Thursday, December 15, 2011

19. “Today I Started Loving You Again”

Merle Haggard & The Strangers: The Legend of Bonnie & Clyde (Capitol, 1968); composed by Merle Haggard and Bonnie Owens

In a market where singles were everything, it is remarkable that what may be Merle Haggard’s best song was never released as one, which has allowed it to escape too many anthologies. “Today I Started Loving You Again” occasionally gets confused with George Jones’ baroque-by-comparison “He Stopped Loving Her Today” – a hit twelve years later (and which tellingly took George two sessions months apart to get in the can) – but the comparison is still illuminating. Jones describes someone who had to die to get over a broken relationship; Haggard’s ostensibly still-living first person describes getting over a broken relationship all too thoroughly such that all of the jerry-rigged sanity-saving rationales evaporate without warning and leave him with all the same feelings he thought he had talked himself out of having.

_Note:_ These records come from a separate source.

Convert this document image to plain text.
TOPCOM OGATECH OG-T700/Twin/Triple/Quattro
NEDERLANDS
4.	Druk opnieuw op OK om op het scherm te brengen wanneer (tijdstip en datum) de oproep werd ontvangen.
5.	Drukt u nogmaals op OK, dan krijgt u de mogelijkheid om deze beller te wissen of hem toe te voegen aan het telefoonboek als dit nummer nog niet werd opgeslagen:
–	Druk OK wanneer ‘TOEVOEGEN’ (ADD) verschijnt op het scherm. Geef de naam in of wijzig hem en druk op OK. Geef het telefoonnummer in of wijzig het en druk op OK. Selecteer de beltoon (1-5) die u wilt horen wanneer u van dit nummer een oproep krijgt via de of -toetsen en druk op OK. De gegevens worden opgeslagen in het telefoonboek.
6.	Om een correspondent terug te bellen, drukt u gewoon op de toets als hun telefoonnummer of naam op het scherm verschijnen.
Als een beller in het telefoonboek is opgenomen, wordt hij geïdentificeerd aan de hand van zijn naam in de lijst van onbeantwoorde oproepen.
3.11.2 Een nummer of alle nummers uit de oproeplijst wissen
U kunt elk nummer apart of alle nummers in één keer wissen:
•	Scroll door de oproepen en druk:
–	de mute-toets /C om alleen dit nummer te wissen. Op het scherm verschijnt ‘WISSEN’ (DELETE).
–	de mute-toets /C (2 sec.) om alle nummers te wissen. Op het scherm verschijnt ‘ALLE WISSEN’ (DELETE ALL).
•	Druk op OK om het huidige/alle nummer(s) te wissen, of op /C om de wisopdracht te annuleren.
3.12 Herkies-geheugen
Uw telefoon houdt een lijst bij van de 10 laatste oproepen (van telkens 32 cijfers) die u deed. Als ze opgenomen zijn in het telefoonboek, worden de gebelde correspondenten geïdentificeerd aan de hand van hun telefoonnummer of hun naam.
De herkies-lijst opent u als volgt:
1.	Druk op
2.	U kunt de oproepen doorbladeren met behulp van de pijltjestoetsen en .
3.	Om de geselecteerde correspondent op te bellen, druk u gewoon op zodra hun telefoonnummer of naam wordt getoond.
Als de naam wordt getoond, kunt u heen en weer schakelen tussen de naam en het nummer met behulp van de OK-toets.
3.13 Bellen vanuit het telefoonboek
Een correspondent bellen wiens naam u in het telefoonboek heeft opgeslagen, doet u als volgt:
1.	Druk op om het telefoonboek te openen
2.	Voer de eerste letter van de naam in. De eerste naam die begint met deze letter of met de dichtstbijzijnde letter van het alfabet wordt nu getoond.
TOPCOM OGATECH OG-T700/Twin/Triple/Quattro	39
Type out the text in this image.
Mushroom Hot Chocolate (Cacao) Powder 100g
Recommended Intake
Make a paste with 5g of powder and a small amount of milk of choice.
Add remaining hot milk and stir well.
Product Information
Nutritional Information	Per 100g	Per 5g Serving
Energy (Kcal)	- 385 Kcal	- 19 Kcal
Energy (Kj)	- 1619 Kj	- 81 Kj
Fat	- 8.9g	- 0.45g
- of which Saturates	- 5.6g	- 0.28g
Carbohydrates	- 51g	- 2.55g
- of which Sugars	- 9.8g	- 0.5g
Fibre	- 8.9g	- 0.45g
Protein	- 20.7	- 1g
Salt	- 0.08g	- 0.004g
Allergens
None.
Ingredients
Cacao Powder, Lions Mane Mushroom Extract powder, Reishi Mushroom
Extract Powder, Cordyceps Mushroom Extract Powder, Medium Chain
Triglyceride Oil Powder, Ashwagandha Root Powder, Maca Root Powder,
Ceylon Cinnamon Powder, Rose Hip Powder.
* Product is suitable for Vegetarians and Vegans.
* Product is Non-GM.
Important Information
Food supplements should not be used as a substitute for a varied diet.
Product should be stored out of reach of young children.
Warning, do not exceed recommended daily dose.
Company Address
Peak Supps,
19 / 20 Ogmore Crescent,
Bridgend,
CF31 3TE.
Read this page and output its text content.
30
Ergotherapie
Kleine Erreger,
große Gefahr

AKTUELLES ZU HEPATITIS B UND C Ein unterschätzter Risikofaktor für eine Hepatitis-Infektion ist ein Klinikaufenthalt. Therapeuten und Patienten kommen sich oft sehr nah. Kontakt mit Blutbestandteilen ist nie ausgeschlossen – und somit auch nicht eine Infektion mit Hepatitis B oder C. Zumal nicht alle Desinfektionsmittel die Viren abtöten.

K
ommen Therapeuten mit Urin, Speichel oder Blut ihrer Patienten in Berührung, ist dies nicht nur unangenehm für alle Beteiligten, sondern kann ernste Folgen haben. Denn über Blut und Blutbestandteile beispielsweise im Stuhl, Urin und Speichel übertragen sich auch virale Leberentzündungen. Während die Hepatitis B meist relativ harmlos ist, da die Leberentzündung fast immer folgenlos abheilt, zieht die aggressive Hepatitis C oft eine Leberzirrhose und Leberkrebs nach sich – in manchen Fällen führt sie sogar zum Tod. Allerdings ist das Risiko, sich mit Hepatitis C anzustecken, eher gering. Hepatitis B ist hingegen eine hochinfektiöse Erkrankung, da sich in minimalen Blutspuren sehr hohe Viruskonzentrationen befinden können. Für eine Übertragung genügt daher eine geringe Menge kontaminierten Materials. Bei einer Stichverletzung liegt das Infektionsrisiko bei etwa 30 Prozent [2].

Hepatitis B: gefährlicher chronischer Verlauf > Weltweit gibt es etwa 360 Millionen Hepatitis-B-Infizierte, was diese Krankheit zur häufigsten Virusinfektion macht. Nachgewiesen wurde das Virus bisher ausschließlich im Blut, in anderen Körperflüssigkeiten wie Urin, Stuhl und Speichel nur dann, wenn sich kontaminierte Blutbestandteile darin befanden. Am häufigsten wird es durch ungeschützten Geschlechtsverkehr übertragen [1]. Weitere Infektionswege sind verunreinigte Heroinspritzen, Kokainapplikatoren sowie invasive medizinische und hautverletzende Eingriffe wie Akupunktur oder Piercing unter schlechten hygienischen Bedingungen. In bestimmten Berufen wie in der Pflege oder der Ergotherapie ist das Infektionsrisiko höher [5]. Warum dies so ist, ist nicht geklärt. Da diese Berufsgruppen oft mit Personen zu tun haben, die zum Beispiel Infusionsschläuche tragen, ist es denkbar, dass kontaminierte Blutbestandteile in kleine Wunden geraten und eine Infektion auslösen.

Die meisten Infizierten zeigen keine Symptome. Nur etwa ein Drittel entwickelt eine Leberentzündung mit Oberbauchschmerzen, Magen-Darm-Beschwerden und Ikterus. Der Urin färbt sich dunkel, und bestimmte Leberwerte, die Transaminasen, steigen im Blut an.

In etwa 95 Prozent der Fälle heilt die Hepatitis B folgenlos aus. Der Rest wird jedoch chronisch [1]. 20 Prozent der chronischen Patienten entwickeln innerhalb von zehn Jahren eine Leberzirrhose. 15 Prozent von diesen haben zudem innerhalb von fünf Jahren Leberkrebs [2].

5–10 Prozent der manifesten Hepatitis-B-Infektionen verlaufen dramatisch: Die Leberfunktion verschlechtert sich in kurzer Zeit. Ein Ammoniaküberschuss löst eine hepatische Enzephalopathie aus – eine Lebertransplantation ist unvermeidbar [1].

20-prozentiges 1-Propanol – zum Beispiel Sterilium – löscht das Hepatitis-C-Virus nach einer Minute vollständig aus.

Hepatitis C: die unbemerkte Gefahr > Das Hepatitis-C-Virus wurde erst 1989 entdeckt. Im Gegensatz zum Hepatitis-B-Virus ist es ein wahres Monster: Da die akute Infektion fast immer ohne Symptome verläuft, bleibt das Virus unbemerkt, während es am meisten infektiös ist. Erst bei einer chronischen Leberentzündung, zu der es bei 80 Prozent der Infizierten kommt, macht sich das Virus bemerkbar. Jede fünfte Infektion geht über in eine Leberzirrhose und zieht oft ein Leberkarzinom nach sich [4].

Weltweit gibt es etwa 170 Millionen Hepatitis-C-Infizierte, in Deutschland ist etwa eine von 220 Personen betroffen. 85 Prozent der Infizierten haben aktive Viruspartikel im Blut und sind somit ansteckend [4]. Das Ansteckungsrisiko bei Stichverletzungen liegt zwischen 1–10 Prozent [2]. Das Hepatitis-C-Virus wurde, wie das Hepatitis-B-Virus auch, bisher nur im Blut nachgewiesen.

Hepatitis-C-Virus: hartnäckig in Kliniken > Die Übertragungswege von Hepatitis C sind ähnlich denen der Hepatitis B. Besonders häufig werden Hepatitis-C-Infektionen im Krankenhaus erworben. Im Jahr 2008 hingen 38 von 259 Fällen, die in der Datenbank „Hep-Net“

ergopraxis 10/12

The backup is minimal, co-composer (and ex-wife) Bonnie Owens chimes in only on the last chorus, and Merle’s naked voice sounds ten years older than it was when he recorded it. It communicates that the truth he woke up to is one he can live with, but it also conveys the certainty that it is a truth he will now have to take to the grave.


Note: 25 secular essays (each one exactly 200 words long) about 25 songs, to appear one per day during Advent (or so) from Nov. 27 through Dec. 21.